Isaac Massaquoi was quoting Robert Niles when he said: “With any sign of political turmoil, weak government, or economic crisis, comes advocacy journalism”.

He added that advocacy journalism, unlike propaganda, was a genre of journalism based on facts that intentionally and transparently adopts a biased viewpoint, usually for some social or political purpose.

Founder and Executive Director, Tanu Jalloh, told his colleague that the meeting, supported by the National Advocacy Coalition on Extractives (NACE), was to commit network members to reporting on general tax issues with a view to increasing tax education and calling for fair, just and accountable tax system.

“The aim is for journalists, civil society and academics to come together and discuss issues of tax waivers, tax evasion, tax concessions that are characteristics of unhealthy tax competitions.

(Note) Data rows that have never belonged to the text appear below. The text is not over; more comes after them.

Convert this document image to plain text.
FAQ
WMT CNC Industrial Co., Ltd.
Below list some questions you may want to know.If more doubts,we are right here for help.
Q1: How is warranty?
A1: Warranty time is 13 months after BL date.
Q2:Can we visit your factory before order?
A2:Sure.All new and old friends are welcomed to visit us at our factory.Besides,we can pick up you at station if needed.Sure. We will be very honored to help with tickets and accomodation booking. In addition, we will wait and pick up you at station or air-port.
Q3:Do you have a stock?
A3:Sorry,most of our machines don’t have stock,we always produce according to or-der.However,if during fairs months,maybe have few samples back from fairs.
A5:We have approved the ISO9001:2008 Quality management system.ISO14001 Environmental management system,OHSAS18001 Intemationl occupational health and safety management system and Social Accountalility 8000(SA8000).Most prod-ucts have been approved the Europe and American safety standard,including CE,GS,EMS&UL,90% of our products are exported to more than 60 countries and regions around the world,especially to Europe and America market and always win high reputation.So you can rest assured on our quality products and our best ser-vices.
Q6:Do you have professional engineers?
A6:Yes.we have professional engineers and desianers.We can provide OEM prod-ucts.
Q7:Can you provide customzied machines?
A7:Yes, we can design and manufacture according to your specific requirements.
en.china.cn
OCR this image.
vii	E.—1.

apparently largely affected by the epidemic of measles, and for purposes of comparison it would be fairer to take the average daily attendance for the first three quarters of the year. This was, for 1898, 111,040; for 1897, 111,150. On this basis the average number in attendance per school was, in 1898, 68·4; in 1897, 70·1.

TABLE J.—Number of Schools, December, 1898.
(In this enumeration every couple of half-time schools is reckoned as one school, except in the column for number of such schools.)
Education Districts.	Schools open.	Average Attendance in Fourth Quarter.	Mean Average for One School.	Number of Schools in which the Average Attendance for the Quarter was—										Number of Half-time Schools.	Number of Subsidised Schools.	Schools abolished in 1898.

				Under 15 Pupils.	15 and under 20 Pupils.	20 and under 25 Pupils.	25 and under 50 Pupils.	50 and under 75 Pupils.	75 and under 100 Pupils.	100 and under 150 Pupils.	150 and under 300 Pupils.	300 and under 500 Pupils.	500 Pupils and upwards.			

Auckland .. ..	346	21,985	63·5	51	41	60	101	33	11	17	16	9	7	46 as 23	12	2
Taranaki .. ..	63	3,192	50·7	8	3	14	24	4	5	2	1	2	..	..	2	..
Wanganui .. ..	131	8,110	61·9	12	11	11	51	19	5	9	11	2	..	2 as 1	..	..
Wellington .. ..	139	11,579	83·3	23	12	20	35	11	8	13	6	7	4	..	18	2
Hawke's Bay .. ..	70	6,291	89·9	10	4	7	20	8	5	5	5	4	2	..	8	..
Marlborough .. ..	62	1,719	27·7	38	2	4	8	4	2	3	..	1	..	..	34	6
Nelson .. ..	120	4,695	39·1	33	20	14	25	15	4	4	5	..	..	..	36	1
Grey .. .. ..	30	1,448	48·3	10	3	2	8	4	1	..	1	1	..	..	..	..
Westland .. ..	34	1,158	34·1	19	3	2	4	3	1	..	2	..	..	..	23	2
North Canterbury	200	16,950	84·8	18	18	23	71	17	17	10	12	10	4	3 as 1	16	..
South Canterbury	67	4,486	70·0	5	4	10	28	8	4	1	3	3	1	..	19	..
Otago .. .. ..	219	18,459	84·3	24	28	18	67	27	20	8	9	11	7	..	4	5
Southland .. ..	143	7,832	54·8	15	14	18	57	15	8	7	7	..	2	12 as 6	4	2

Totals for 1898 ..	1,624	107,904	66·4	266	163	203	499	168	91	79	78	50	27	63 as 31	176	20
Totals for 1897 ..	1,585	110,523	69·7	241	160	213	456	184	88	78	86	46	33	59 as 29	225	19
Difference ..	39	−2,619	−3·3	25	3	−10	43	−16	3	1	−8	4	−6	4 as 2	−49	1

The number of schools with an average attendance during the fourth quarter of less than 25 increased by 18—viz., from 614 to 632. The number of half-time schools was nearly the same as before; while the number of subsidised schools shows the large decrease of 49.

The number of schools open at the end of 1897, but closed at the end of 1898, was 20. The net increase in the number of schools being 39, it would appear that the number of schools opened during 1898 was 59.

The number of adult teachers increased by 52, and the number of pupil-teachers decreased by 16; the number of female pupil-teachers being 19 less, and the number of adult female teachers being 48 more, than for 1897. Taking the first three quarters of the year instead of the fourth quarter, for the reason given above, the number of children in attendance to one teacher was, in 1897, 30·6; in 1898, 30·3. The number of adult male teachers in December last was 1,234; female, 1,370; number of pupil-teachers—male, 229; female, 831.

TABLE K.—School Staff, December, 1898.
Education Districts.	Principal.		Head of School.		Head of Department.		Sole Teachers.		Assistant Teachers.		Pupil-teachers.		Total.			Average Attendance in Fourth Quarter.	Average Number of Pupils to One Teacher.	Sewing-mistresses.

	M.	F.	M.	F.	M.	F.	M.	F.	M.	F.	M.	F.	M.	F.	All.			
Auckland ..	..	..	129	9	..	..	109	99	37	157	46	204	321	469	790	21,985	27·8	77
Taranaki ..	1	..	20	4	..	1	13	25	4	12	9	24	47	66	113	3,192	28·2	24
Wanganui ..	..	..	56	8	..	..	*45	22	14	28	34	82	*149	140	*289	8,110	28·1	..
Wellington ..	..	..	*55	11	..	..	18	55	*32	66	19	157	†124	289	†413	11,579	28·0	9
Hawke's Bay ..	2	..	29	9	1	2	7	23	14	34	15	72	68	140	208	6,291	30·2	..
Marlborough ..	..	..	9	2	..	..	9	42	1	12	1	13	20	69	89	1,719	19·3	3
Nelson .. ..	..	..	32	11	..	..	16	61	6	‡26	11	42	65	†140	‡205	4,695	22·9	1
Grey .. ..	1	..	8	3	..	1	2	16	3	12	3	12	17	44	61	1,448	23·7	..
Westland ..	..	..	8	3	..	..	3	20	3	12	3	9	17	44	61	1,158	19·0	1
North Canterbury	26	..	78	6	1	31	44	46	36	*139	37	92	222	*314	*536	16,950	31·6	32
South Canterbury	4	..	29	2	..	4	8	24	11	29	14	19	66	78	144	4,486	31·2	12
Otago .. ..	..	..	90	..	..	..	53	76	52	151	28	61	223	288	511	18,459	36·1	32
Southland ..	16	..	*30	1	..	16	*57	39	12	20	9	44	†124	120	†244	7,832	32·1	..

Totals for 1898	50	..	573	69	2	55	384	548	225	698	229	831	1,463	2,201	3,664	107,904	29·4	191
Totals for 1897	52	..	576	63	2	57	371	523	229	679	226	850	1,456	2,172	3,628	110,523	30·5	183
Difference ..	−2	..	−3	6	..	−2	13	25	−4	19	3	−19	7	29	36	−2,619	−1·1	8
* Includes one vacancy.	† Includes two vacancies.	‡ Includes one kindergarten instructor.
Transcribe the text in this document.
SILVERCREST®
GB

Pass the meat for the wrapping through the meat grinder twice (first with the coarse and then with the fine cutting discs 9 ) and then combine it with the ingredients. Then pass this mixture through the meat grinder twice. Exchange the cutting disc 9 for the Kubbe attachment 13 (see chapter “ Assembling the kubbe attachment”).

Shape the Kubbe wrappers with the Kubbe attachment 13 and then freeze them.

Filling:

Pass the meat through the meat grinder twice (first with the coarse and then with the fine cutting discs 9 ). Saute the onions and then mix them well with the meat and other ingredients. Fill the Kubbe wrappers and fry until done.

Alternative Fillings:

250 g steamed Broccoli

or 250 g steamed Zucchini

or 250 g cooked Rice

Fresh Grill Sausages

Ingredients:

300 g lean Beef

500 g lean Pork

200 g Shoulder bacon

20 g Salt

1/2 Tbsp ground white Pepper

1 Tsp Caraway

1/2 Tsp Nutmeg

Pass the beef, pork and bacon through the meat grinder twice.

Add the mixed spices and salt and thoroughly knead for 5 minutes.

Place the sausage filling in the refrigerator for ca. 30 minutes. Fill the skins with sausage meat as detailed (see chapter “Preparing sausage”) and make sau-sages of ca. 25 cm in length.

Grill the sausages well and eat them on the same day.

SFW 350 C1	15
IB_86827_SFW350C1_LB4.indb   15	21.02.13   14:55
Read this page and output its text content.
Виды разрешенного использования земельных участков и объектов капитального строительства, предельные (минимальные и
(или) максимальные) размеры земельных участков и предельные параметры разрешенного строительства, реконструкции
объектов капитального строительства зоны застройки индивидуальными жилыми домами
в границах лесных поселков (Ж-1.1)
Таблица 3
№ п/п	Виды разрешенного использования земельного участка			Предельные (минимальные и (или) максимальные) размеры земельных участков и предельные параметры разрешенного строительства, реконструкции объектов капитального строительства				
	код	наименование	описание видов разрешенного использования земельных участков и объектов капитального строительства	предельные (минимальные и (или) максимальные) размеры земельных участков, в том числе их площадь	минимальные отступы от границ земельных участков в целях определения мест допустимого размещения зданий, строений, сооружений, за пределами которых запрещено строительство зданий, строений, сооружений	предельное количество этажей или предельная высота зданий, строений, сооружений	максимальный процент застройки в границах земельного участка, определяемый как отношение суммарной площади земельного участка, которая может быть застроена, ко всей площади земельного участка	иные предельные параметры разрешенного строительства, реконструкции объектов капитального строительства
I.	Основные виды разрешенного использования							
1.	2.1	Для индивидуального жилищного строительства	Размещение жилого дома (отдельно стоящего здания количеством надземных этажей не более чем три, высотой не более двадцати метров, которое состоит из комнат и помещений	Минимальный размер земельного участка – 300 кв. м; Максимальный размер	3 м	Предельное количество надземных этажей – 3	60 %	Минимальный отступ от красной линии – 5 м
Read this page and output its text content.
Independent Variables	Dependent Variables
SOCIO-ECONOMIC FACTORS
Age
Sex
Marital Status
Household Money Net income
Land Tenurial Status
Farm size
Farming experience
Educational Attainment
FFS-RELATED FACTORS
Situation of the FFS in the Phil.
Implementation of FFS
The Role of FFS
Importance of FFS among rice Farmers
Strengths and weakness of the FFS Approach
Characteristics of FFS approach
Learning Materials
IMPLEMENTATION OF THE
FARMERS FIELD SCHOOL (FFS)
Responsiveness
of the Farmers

Tax competition continues to cost resource-rich but weak countries like Sierra Leone a huge amount of badly needed revenues”, he said, adding that people were willing to pay their taxes but they needed proofs that their resources were being used to alleviate poverty and improve their lives.

Tanu, a social entrepreneur and business editor at Politico Newspaper in Sierra Leone, added that: “We are particularly inspired by the fact that, more than ever before, there is need for effective strategic media-led campaigns in Sierra Leone. We believe that the social, political and economic benefits of such a cause will first come in the form of improved tax education and heightened awareness around tax justice.”

While explaining the history of the media-led advocacy initiative, Tanu recalled that it all started after he received training in illicit financial flows in 2015 organised by Tax Justice Network and the Centre for Investigative Journalism at the City University in London for journalists, campaigners and academics from across the world.

He therefore called on his colleagues to network at country level so that they could embark on researching, reporting and calling for open, transparent, accountable and just tax regimes.

Other founding members also agreed that the objective as agreed at the meeting was to promote open, transparent and accountable tax system and encourage reporting on illicit financial flows, money laundering and corruption.

Margaret Mansaray, a broadcast journalist from Kabala in the Koinadugu district, north of the country, said based on the two-day engagement that there need for increased tax education so that people could comply while tax authorities would be forced to run an open and just administration.